Einen Rücktritt bietet Genn nicht an. Soweit er es beurteilten könne, habe er Missbrauch nicht vertuscht und die Interessen der Kirche auch nicht über die der Opfer gestellt, begründet er seine Entscheidung. Stattdessen stellt er eine Reihe von Maßnahmen vor, die er in seiner restlichen Amtszeit "mit höchstem Engagement" umsetzen will.
Nach der Feststellung, dass sexueller Missbrauch "immer auch Missbrauch von Macht" bedeute, kündigt Genn an, Macht abgeben zu wollen. Im Rahmen einer Selbstverpflichtung werde er sich künftig an die Entscheidungen diözesaner Gremien binden - auch wenn er kirchenrechtlich nach wie vor die Letztverantwortung trage. Zudem sollen Personalentscheidungen künftig "nachvollziehbarer und partizipativer" getroffen und die Personalkonferenz geschlechtergerecht aufgestellt werden. Eine kirchliche Verwaltungsgerichtsbarkeit, deren Einführung vor einer bundesweiten Regelung das Bistum prüfen will, würden Verwaltungsakte "durchschaubarer" und "rechtlich überprüfbar" machen.
Des Weiteren soll demnächst eine unabhängige Aufarbeitungskommission ihre Arbeit im Bistum Münster aufnahmen. Und ein "Fall-Manager" sorgt ab Januar dafür, dass sich auffällig gewordene Geistliche auch an die Auflagen halten, die Genn ihnen macht - etwa keine Gottesdienste mehr zu feiern.
Zugang zu Gräbern verstorbener Bischöfe verschlossen
Da seine verstorbenen Amtsvorgänger Reinhard Lettmann (Amtszeit 1980-2008), Heinrich Tenhumberg (1969-1979) und Michael Keller (1947-1961) "schwere Fehler" im Umgang mit Missbrauch gemacht hätten, werde der Zugang zu ihren Gräbern im Münsteraner Dom vorerst geschlossen bleiben, so Genn.
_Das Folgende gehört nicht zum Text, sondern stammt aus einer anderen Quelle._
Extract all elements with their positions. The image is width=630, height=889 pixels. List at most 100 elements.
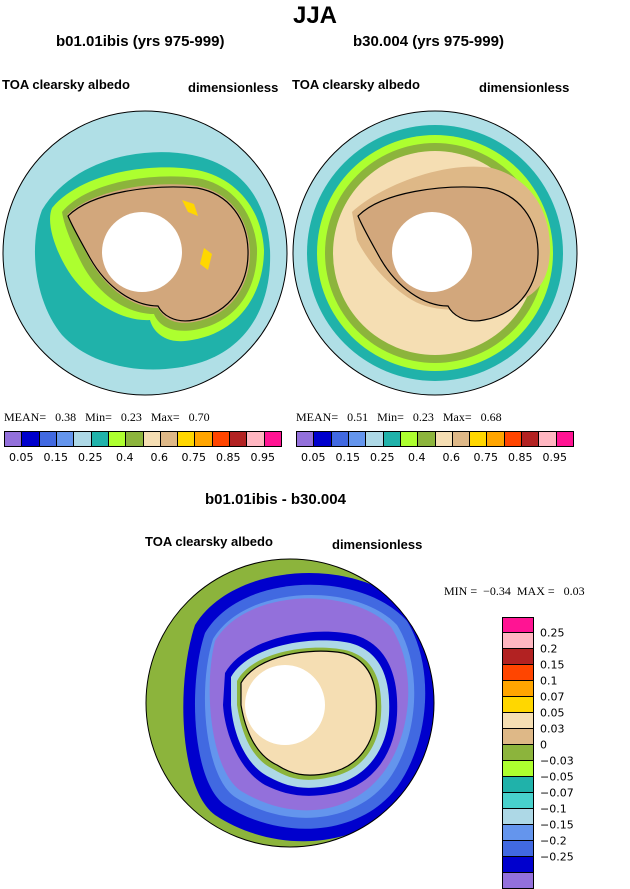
polar-hole [245,665,325,745]
colorbar-swatch [502,825,534,841]
colorbar-tick-label: −0.1 [540,802,567,816]
diff-panel-subtitle: b01.01ibis - b30.004 [205,491,346,508]
colorbar-swatch [502,633,534,649]
colorbar-tick-label: 0.05 [540,706,565,720]
colorbar-swatch [418,432,436,446]
colorbar-tick-label: −0.03 [540,754,574,768]
map-boundary [2,110,288,396]
high-albedo-patch [200,248,212,270]
left-panel-variable: TOA clearsky albedo [2,77,130,92]
colorbar-swatch [502,873,534,889]
colorbar-tick-label: 0.1 [540,674,558,688]
diff-panel-variable: TOA clearsky albedo [145,534,273,549]
colorbar-swatch [160,432,179,446]
colorbar-tick-label: −0.07 [540,786,574,800]
colorbar-swatch [502,841,534,857]
map-boundary [292,110,578,396]
colorbar-swatch [502,793,534,809]
colorbar-swatch [108,432,127,446]
colorbar-swatch [74,432,92,446]
colorbar-swatch [502,681,534,697]
colorbar-swatch [522,432,540,446]
colorbar-swatch [264,432,281,446]
colorbar-swatch [502,809,534,825]
colorbar-swatch [502,665,534,681]
figure-title: JJA [292,2,338,29]
colorbar-swatch [195,432,213,446]
colorbar-tick-label: 0.03 [540,722,565,736]
diff-polar-map [145,558,435,848]
colorbar-tick-label: 0.25 [78,451,103,464]
right-stats: MEAN= 0.51 Min= 0.23 Max= 0.68 [296,410,502,424]
colorbar-swatch [504,432,523,446]
antarctic-coastline [67,186,249,322]
colorbar-swatch [502,777,534,793]
colorbar-swatch [297,432,315,446]
left-colorbar [4,431,282,447]
colorbar-tick-label: 0.85 [508,451,533,464]
colorbar-swatch [502,617,534,633]
colorbar-tick-label: 0.95 [542,451,568,464]
colorbar-swatch [435,432,453,446]
colorbar-tick-label: 0.15 [335,451,361,464]
colorbar-tick-label: 0.6 [150,451,169,464]
colorbar-swatch [56,432,75,446]
colorbar-tick-label: −0.05 [540,770,574,784]
diff-colorbar-labels: 0.25 0.2 0.15 0.1 0.07 0.05 0.03 0 −0.03 −0.05 −0.… [540,617,600,889]
colorbar-tick-label: 0.4 [408,451,426,464]
colorbar-tick-label: 0.85 [216,451,241,464]
right-panel-variable: TOA clearsky albedo [292,77,420,92]
right-colorbar [296,431,574,447]
colorbar-tick-label: 0.4 [116,451,134,464]
right-panel-subtitle: b30.004 (yrs 975-999) [353,33,504,50]
right-polar-map [292,110,578,396]
diff-stats: MIN = −0.34 MAX = 0.03 [444,584,585,598]
colorbar-swatch [212,432,231,446]
colorbar-swatch [247,432,265,446]
colorbar-swatch [126,432,144,446]
right-colorbar-ticks: 0.05 0.15 0.25 0.4 0.6 0.75 0.85 0.95 [296,451,572,465]
colorbar-tick-label: 0.95 [250,451,276,464]
colorbar-swatch [383,432,401,446]
colorbar-swatch [502,729,534,745]
colorbar-tick-label: 0.15 [540,658,565,672]
colorbar-swatch [314,432,332,446]
colorbar-swatch [502,761,534,777]
colorbar-swatch [366,432,384,446]
colorbar-swatch [400,432,419,446]
colorbar-swatch [470,432,488,446]
colorbar-swatch [502,745,534,761]
map-boundary [145,558,435,848]
colorbar-tick-label: 0.2 [540,642,558,656]
colorbar-swatch [487,432,505,446]
colorbar-swatch [143,432,161,446]
high-albedo-patch [182,200,198,216]
colorbar-swatch [452,432,471,446]
colorbar-tick-label: 0.75 [181,451,207,464]
colorbar-tick-label: −0.2 [540,834,567,848]
diff-panel-units: dimensionless [332,537,423,552]
colorbar-swatch [502,857,534,873]
colorbar-swatch [539,432,557,446]
colorbar-tick-label: 0.05 [9,451,34,464]
colorbar-tick-label: 0.25 [370,451,395,464]
colorbar-tick-label: −0.15 [540,818,574,832]
colorbar-tick-label: 0.75 [473,451,499,464]
left-stats: MEAN= 0.38 Min= 0.23 Max= 0.70 [4,410,210,424]
colorbar-swatch [39,432,57,446]
colorbar-swatch [230,432,248,446]
colorbar-swatch [331,432,349,446]
left-colorbar-ticks: 0.05 0.15 0.25 0.4 0.6 0.75 0.85 0.95 [4,451,280,465]
colorbar-tick-label: 0.05 [301,451,326,464]
colorbar-swatch [22,432,40,446]
left-panel-units: dimensionless [188,80,279,95]
polar-hole [102,212,182,292]
right-panel-units: dimensionless [479,80,570,95]
left-panel-subtitle: b01.01ibis (yrs 975-999) [56,33,225,50]
colorbar-swatch [5,432,23,446]
colorbar-tick-label: 0 [540,738,547,752]
colorbar-swatch [502,697,534,713]
colorbar-tick-label: 0.15 [43,451,69,464]
colorbar-tick-label: 0.6 [442,451,461,464]
colorbar-swatch [91,432,109,446]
Zusammen mit Betroffenen wolle das Bistum eine Form finden, wie dieser Bischöfe künftig gedacht werde.
Deutlich kritisiert der Bischof im Zusammenhang mit Missbrauch den Umgang der Kirche mit dem Thema Sexualität. Es sei "verheerend, wenn ein Priester sexuellen Missbrauch begeht und gleichzeitig sonntags über das Thema Sexualität in einer Weise des Verbotes und der Rigidität spricht". Ablehnend bewertet er auch ein "völlig überhöhtes Priesterbild" und ein "wesentlich von Männern geprägtes" System.
Klar stellt Genn sich zudem hinter den Reformprozess der katholischen Kirche in Deutschland, den Synodalen Weg, und weist kritisch-ironische Äußerungen von Papst Franziskus zurück. Das Kirchenoberhaupt hatte kürzlich in einem Interview erklärt: "Es gibt eine sehr gute evangelische Kirche in Deutschland. Wir brauchen nicht zwei von ihnen." Die katholische Kirche müsse Synodalität - also breit angelegte Beratungsstrukturen innerhalb der Kirche - lernen, entgegnet Genn. Vielleicht liege darin auch eine "gewisse Skepsis" des Papstes begründet.
Für Veränderungen wolle er sich auch in der Weltkirche einsetzen, kündigt der Bischof an. Dabei gehe es ihm aber "nicht um einen Konflikt mit Rom, sondern es geht mir für eine Verantwortung für das Bistum."
Genn löst sich schließlich gänzlich vom Skript und beantwortet frei die Fragen der Journalisten. Unbegreiflich sei ihm, wie Kirchenverantwortliche die Interessen der Institution über das Wohl von Opfern stellen konnten. "Ich kann es nicht verstehen", sagt er und betont dabei jedes Wort. Emotional berichtet er auch von Gesprächen mit Betroffenen. "Ich war manchmal fix und fertig, weil es mich mitgenommen hat."
Bischöfe sind angehalten, im Laufe ihres 75. Lebensjahres den Rücktritt einzureichen. Blieben Genn also noch rund zwei bis drei Jahre, um seiner Betroffenheit Taten folgen zu lassen. Die angekündigten Maßnahmen sind für ihn ein Schritt in diese Richtung. Es bleibe "noch viel zu tun".